MéxicoDos meses después

FINALIZAR EL PROYECTO de su novela ha desatado en Macarena una vorágine disparatada. Aquellos a quienes ha conseguido involucrar en ese baile, Jordi incluido, aprenden los pasos y tienen que salir a la pista, sin margen de error, con exiguo espacio para la planificación y mucha improvisación. Las distintas coreografías se preparan rápido y se ensayan poco. Ana Paula, su profesora de escritura y amiga, subsana, pule y mejora el texto que ella se esfuerza en completar.

Un cierre de edición, comparado con esa danza, se convierte en un aperitivo ligero para Macarena. La extensión, la falta de inmediatez, la estructura, el entramado y sus ramificaciones la sumergen en aguas turbulentas que, aunque conocidas de manera tangencial por su trabajo como periodista de investigación, la obligan a nadar sin salvavidas y a contracorriente.

La decisión de zambullirse en el campo jurídico a través de esas páginas que escribe «ha resultado descabellada», piensa Jordi. Para él, apartarse del rutinario mundo de la prensa supone lanzarse desde un trampolín de treinta metros y concentrar las emociones que un loco, dispuesto a dar ese salto, debe de sentir. Al no ser materia conocida para ninguno de los dos, decidió prestarle su ayuda, arañar horas a su escasa disponibilidad para buscar asesores legales porque necesitaba pagar esa deuda emocional y devolverle el favor a su amiga.

Barcelona, donde Macarena había sido su jefa en la sección de economía y negocios cuando él empezaba recién acabada la carrera —de ahí el cariñoso apelativo de Bosi—, quedaba ya muy lejos en el mapa y en el tiempo; después de tantos años, los roles se habían invertido. Jordi ostentaba el cargo de director de coordinación de contenidos y Macarena, como responsable de internacional, formaba parte de su equipo, de manera encubierta, en la agencia de noticias en la que trabajaban.

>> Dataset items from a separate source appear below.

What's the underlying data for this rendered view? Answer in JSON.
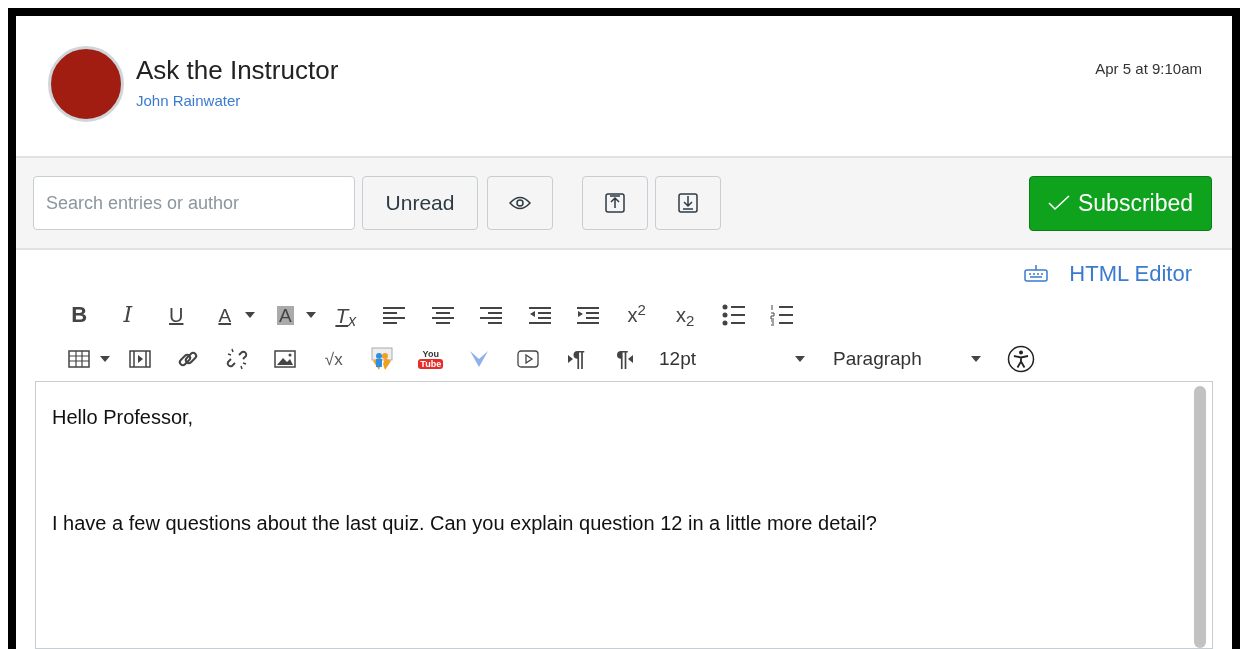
{
  "post": {
    "title": "Ask the Instructor",
    "author": "John Rainwater",
    "timestamp": "Apr 5 at 9:10am"
  },
  "toolbar": {
    "search": {
      "placeholder": "Search entries or author"
    },
    "unread_button": "Unread",
    "subscribe_button": {
      "label": "Subscribed",
      "subscribed": true
    }
  },
  "editor": {
    "html_editor_link": "HTML Editor",
    "row_1": [
      {
        "kind": "bold",
        "text": "B"
      },
      {
        "kind": "italic",
        "text": "I"
      },
      {
        "kind": "underline",
        "text": "U"
      },
      {
        "kind": "text-color",
        "text": "A"
      },
      {
        "kind": "caret"
      },
      {
        "kind": "highlight",
        "text": "A"
      },
      {
        "kind": "caret"
      },
      {
        "kind": "clear-format",
        "text": "T$_{x}$"
      },
      {
        "kind": "align-left"
      },
      {
        "kind": "align-center"
      },
      {
        "kind": "align-right"
      },
      {
        "kind": "outdent"
      },
      {
        "kind": "indent"
      },
      {
        "kind": "superscript",
        "text": "x$^{2}$"
      },
      {
        "kind": "subscript",
        "text": "x$_{2}$"
      },
      {
        "kind": "bullet-list"
      },
      {
        "kind": "numbered-list"
      }
    ],
    "row_2": [
      {
        "kind": "table"
      },
      {
        "kind": "caret"
      },
      {
        "kind": "media"
      },
      {
        "kind": "link"
      },
      {
        "kind": "unlink"
      },
      {
        "kind": "image"
      },
      {
        "kind": "math",
        "text": "√x"
      },
      {
        "kind": "people"
      },
      {
        "kind": "youtube",
        "text": "You",
        "text_2": "Tube"
      },
      {
        "kind": "chevron"
      },
      {
        "kind": "video"
      },
      {
        "kind": "ltr",
        "text": "¶"
      },
      {
        "kind": "rtl",
        "text": "¶"
      }
    ],
    "font_size": "12pt",
    "block_format": "Paragraph",
    "body": [
      "Hello Professor,",
      "I have a few questions about the last quiz. Can you explain question 12 in a little more detail?"
    ]
  }
}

El anonimato, en el que se escudaba para no firmar sus artículos amparados por la pantalla de la agencia, resultó ser muy conveniente.

Los plazos, siempre los plazos, que Macarena necesitaba en su vida para acometer cualquier empresa que tuviera que afrontar, delimitaban sus quehaceres diarios. Se había marcado seis meses para finalizar su novela, pasar un verano sereno y, llegado septiembre, mudarse a su tierra. Las aguas estaban tranquilas y las amenazas profesionales desaparecidas. Ese proyecto, surgido a partir de las conversaciones con Lorenza, se transformó en un ejercicio de introspección. El deceso de la chef mexicana había precipitado ese imparable torrente, ¿lo lograría?

En México, por circunstancias muy diferentes, ambos se habían reencontrado e integrado en el nuevo cosmos que tuvieron que forjarse al abandonar España. Él buscó nuevas oportunidades al haber salido limpio con el apoyo de Macarena, antes de que todo estallara y pudiera salpicarle; ella huyó del peligro que la acechaba.

Jordi, implicado hasta la médula en la colaboración con Macarena, no ignoraba el precio de revivir un pasado lleno de cicatrices. Laura, su mujer, se lo recordaba cada dos por tres y se lo recriminaba. Su matrimonio había estado a punto de romperse y no admitía la devoción que su marido sentía por la que había sido su jefa. El enfermizo patrón se repetía, otra vez: comía mucho y mal, se machacaba en el gimnasio, vivía encadenado al ordenador y al teléfono… como en aquellas noches en Barcelona.

México. Distrito Federal24 de junio de 2015

MIÉRCOLES DEL RECIÉN ESTRENADO verano en el calendario. Podría ser un miércoles cualquiera, pero no lo es.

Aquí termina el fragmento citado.